24 de abril de 2025 a las 09:15
Dile adiós a la rutina: ¡Escápate!
La decisión de Jason Stanley de abandonar Estados Unidos resuena como un potente aldabonazo en la conciencia académica y política. Su partida, motivada por la creciente preocupación ante el avance de tendencias autoritarias, no es un caso aislado, sino un síntoma alarmante de un malestar más profundo que se extiende por el tejido intelectual del país. La erosión de las normas democráticas, los ataques a la libertad académica y la manipulación de la historia, que Stanley denuncia con vehemencia, no son meras abstracciones teóricas, sino realidades palpables que están transformando el panorama político estadounidense.

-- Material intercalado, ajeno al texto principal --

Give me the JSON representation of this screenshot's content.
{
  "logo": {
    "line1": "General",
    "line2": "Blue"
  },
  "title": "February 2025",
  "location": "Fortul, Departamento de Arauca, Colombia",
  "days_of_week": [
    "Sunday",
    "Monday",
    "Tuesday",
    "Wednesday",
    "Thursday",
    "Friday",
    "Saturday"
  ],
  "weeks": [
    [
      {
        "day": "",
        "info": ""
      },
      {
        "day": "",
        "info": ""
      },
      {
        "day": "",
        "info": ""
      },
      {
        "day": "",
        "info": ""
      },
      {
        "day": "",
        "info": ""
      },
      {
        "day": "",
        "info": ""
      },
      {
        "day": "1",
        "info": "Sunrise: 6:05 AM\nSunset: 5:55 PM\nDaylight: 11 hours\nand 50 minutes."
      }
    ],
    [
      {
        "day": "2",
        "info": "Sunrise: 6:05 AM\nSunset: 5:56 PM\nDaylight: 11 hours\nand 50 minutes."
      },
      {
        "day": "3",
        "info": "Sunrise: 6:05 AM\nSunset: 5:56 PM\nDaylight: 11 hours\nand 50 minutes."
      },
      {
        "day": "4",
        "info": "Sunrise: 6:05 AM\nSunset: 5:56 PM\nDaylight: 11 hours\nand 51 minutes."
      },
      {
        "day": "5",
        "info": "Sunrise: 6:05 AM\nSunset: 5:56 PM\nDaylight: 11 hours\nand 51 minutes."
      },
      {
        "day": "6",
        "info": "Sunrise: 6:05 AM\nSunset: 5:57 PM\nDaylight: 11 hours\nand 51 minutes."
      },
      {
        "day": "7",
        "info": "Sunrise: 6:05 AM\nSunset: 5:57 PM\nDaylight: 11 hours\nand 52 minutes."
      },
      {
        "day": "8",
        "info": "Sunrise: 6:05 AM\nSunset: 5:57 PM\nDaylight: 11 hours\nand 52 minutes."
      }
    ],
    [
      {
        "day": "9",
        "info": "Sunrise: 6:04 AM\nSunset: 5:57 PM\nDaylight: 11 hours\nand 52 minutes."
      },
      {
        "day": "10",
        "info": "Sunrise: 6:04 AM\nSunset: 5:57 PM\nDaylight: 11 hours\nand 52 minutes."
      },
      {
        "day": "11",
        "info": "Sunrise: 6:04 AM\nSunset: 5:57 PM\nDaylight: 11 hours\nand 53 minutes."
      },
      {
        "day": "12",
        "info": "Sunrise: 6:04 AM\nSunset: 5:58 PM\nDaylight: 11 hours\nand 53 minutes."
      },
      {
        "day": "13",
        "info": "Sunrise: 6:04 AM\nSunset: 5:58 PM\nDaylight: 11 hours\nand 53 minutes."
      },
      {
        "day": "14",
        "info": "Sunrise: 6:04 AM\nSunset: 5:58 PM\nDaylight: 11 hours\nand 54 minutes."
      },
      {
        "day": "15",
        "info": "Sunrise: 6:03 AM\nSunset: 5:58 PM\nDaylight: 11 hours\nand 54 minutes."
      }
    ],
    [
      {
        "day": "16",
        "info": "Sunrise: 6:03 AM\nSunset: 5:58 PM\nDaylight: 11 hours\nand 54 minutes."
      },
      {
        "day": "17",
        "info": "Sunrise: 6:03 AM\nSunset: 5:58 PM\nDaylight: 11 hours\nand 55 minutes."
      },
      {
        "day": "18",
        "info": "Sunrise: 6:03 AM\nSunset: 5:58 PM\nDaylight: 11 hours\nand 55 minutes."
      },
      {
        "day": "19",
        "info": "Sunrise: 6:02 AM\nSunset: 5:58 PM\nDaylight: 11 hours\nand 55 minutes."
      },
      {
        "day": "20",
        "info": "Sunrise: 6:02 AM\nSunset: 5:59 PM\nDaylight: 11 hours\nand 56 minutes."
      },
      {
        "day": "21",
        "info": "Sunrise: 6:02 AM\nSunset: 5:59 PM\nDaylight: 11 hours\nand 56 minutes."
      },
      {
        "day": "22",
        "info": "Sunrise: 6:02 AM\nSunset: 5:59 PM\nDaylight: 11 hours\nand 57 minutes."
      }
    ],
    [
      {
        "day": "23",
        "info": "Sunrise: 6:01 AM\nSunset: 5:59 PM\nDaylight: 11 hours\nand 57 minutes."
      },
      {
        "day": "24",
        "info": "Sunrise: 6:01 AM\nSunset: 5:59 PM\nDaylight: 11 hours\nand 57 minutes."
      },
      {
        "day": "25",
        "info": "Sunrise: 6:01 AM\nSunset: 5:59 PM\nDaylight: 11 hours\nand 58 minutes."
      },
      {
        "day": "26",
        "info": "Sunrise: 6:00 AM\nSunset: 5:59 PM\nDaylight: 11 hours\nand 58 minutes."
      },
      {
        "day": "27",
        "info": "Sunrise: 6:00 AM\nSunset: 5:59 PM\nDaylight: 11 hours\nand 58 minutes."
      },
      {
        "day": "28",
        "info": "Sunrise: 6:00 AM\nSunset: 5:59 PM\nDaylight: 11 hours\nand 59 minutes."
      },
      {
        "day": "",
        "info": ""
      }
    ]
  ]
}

El paralelismo que traza Stanley entre la situación actual en Estados Unidos y el ascenso de regímenes autoritarios en otros países como Hungría, Turquía y Brasil es escalofriante. La historia, como él mismo argumenta en sus obras, no es un simple registro del pasado, sino un campo de batalla ideológico donde se dirime el futuro. La instrumentalización de la historia, la reescritura del pasado para adaptarlo a las narrativas del poder, es una táctica clásica de los regímenes autoritarios para controlar el presente y moldear el futuro a su imagen y semejanza. Al silenciar las voces disidentes, al restringir la libertad de pensamiento y al manipular la educación, estos regímenes buscan consolidar su poder y eliminar cualquier forma de oposición.
La salida de Stanley no es un acto de cobardía, sino una forma de resistencia. Al buscar refugio en un entorno académico más libre y abierto, en Canadá, Stanley no abandona la lucha, sino que se reposiciona para continuar su trabajo con mayor eficacia. Su voz, amplificada por la resonancia internacional de su partida, se convierte en un grito de alerta para aquellos que aún creen en la importancia de la libertad intelectual y la defensa de la democracia.
La comunidad académica estadounidense se encuentra en una encrucijada. La fuga de cerebros, provocada por la creciente hostilidad hacia el pensamiento crítico y la investigación independiente, amenaza con empobrecer el debate público y socavar los cimientos mismos de la democracia. La pregunta que queda en el aire es si la sociedad estadounidense será capaz de reaccionar a tiempo y revertir esta peligrosa tendencia antes de que sea demasiado tarde.
La advertencia de Stanley sobre el impacto que este clima político puede tener en las futuras generaciones es particularmente preocupante. Una sociedad que silencia a sus intelectuales, que restringe el acceso a la educación y que manipula la historia está condenada a repetir los errores del pasado. La formación de ciudadanos críticos, capaces de cuestionar el poder y de construir un futuro basado en el conocimiento y la razón, es esencial para la supervivencia de cualquier democracia.
La lucha por la democracia, como bien señala Stanley, no está limitada por la geografía. Su partida a Canadá no es un adiós, sino un hasta luego. Su voz, resonando desde el otro lado de la frontera, seguirá inspirando a aquellos que luchan por la libertad, la justicia y la verdad en todo el mundo. La batalla por la preservación de los valores democráticos es una lucha global, y la decisión de Stanley de continuar su trabajo desde un nuevo escenario es un recordatorio de que la resistencia no se rinde, sino que se adapta y se fortalece ante la adversidad.